Enterprise: The Intersection of Capital, Underwriting and Investment Management Opportunities

We find asset reallocation combined with reinsurance to be the most effective means to manage an insurer’s return/risk profile following a more holistic enterprise-based framework.


In this Perspectives, we explore the utilization of asset allocation and reinsurance to achieve enterprise de-risking. We find asset reallocation combined with reinsurance to be the most effective means to manage an insurer’s return/risk profile following a more holistic enterprise-based framework. We believe there are few true caveats to the findings; however, several admonitions are offered impacting applications to individual companies.

Property and Casualty insurers’ operating environment is rapidly changing, which is affecting many different facets of their business. Telematics, cyber risk, climate change, tort capitulation, and other factors, are altering policy conditions; alternative capital sources and InsurTech are challenging entity structures and processes; rating agencies’ focus on enterprise risk management (ERM) is impacting solvency capital standards; and, regulators’ pursuit of evolving global social norms, such as environmental, social and governance (ESG) requirements, are impacting insurance and investment activities. In this landscape, low bond yields and volatile equity markets remain.

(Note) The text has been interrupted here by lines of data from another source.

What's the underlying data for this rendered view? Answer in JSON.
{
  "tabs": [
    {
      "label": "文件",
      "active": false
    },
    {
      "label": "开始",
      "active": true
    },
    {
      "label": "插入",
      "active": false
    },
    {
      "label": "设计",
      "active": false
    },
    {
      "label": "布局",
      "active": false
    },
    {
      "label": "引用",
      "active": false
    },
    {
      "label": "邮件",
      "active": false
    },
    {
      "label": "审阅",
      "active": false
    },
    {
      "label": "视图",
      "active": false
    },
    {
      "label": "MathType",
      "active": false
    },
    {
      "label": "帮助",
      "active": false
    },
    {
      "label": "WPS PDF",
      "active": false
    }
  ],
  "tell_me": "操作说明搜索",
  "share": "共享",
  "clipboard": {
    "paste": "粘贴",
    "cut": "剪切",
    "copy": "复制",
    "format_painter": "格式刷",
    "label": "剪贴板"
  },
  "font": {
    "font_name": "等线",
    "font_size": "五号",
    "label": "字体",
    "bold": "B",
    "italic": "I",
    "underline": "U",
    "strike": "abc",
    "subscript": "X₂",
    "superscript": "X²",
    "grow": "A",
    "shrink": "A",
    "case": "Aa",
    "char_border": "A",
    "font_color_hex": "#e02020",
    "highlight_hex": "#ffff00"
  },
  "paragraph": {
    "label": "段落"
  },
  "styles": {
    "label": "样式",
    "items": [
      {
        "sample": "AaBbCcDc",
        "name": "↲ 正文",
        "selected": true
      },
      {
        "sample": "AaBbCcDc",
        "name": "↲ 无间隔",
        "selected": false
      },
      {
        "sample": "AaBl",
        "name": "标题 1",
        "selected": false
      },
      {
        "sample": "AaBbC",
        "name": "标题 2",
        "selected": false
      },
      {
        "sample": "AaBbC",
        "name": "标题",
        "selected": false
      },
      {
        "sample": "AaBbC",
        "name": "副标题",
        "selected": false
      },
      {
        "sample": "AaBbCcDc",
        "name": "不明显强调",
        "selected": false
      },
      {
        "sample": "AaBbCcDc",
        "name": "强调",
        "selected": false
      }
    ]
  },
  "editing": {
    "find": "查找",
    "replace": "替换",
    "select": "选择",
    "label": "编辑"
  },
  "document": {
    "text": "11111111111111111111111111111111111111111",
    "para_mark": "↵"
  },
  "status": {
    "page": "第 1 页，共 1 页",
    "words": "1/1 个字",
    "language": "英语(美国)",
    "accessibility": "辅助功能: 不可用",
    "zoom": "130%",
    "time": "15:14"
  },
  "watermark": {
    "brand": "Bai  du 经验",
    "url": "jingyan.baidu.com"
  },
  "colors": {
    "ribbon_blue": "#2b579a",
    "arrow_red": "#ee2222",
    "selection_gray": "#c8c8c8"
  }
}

Against this background, executive management must decide risk preferences and tolerances, capital levels and structure, product mix (customer base, coverages and geography), asset allocation, and risk mitigation strategies, such as reinsurance and asset hedges. These critical decisions are often made in organizational silos without considering their interdependencies possibly resulting in sub-optimal outcomes. A simple and uncluttered “Enterprise” approach provides a uniform framework and common language to enhance the decision-making process. In future Perspectives, we will review additional business strategies.

The Reinsurance Decision

Reinsurance can serve several objectives for insurers, including achieving product and portfolio capacity, managing volatility and responding to various stakeholder pressures. Quota share arrangements are particularly useful to achieve the capacity objective. Excess of loss structures can readily meet the volatility objective. And, either basic reinsurance format might be further customized to satisfy specific requirements of rating agencies, regulators, shareholders or other constituents.

Regardless of the purpose, there is a cost to the ceding insurer in terms of reduced premium income and lowered expected underwriting profit due to the reinsurer’s targeted expected profit margin. Additionally, there is a reduction in invested assets from whatever they might have been in a pre-reinsurance setting and a loss of investment income on those assets.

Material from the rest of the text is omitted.